Even more damning, what will the emotional scars be like when she falls behind in class, fails a grade or worse - gives up and quits school? With nothing to fall back on, she will now have a hard life and learn the many lessons to come harshly.

Well, as it would happen, I recently caught up with her family and learned why we hadn't heard from her in so long. I had moved away shortly after graduation, as many of us do, and had lost touch with a few of my classmates. This is one such case and I wish that we had kept in touch.

She barely finished high-school, spent a few summers with tutors and summer school over the years to keep up. It wasn't so much that she had learning issues as much as it was what she did actually learn was not enough to keep her up with the rest of the class.

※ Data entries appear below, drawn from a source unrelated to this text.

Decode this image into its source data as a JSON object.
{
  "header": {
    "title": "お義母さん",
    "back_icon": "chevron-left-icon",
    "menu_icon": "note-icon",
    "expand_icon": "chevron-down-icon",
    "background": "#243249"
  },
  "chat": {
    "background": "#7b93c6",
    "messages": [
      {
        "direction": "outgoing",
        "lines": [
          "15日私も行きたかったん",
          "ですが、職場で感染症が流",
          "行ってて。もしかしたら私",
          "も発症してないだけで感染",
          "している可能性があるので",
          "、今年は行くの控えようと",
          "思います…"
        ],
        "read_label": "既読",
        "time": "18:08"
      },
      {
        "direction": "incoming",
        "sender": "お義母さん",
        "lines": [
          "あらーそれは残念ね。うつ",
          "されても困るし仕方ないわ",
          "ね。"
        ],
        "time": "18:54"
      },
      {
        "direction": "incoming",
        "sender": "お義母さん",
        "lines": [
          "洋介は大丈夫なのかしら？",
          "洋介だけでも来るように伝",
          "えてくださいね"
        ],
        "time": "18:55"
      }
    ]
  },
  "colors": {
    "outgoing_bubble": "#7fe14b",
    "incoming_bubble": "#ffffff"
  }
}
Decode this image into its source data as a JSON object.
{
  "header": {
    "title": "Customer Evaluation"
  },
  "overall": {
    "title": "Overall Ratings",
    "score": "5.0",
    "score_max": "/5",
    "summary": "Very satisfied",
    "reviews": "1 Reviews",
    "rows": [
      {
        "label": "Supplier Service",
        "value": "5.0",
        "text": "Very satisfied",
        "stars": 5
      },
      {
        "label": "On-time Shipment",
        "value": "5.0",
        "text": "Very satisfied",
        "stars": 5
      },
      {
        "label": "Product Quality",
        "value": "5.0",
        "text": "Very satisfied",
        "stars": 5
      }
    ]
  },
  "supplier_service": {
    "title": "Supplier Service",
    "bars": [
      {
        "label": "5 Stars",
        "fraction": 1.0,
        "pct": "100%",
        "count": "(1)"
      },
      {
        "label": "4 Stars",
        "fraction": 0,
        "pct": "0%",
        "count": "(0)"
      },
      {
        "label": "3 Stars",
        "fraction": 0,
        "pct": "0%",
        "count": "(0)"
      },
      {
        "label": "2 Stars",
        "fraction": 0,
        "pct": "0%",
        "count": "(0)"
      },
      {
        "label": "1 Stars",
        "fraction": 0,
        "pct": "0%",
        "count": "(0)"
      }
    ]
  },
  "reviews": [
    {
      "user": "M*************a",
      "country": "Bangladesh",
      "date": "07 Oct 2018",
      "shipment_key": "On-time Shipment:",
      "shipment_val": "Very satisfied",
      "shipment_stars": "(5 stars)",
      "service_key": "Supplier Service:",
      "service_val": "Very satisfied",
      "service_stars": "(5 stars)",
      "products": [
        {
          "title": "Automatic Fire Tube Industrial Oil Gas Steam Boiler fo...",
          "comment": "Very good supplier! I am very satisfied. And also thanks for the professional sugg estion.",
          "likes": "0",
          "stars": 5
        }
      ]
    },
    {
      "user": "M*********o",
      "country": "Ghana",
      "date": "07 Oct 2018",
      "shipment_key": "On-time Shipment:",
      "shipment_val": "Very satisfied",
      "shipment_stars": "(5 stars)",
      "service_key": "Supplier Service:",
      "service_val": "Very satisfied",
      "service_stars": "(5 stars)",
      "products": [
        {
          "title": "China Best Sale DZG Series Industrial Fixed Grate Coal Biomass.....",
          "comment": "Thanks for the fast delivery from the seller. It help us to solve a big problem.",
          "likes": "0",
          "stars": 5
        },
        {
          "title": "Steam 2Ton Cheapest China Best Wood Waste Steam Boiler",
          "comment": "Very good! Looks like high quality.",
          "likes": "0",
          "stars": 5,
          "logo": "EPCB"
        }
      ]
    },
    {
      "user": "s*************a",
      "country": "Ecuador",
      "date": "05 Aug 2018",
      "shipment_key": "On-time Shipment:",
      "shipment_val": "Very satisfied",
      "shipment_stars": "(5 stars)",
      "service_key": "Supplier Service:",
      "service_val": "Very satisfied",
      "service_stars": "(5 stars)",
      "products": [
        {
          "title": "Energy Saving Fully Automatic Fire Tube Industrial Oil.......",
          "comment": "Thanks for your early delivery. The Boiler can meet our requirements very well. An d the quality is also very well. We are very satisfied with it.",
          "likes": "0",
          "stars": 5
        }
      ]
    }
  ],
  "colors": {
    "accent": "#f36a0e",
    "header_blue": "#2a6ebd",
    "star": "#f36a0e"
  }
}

After high school her mother, who owned and operated a dance studio, had her continue learning ballet and work at the studio teaching younger children. This was the case for a few years until her mother suddenly passed and she took over the studio. She struggled to handle the daily operations of the business and eventually had to give up her own ballet lessons after breaking her leg in an accident. This made it even harder for her as she had to hire someone else to teach while she recovered.

These chain of events and the economy downfall hit her hard as more and more parents were giving up on extras like dance lessons for their children. She was unable to make rent and eventually lost the business. This hit her pretty hard since she knew her mother had put a lot into it over the years. Now it was gone and she had no income and no real skills outside of ballet and dance to depend on.

Her father soon passed about 7 months after these events unfolded and that was all she could take. Sadly she took her own life at age 29 because she felt she had nothing else to offer the world and no skills to land a job.

I do not know everything about her situation except what I have learned from family and close friends that were there. I can not blame her lack of education solely for her life's demise since there are to many other things that led her that way. But I would like to think that, if she had been given better direction and some individual choice, she would have seen a different path than the one she chose.

I do, however, blame the fact that she had no individual freedom to make her own choices. She was forced down a path that left her with nothing to fall back on. I would like to think that if she had been given a choice to focus more on education, this would have turned out better. 

I understand that she may have wanted to learn ballet at a young age, but her parents should have seen the need for some balancing of time spent between school and ballet. It seems selfish of her parents to strip her freedom and force her down that path.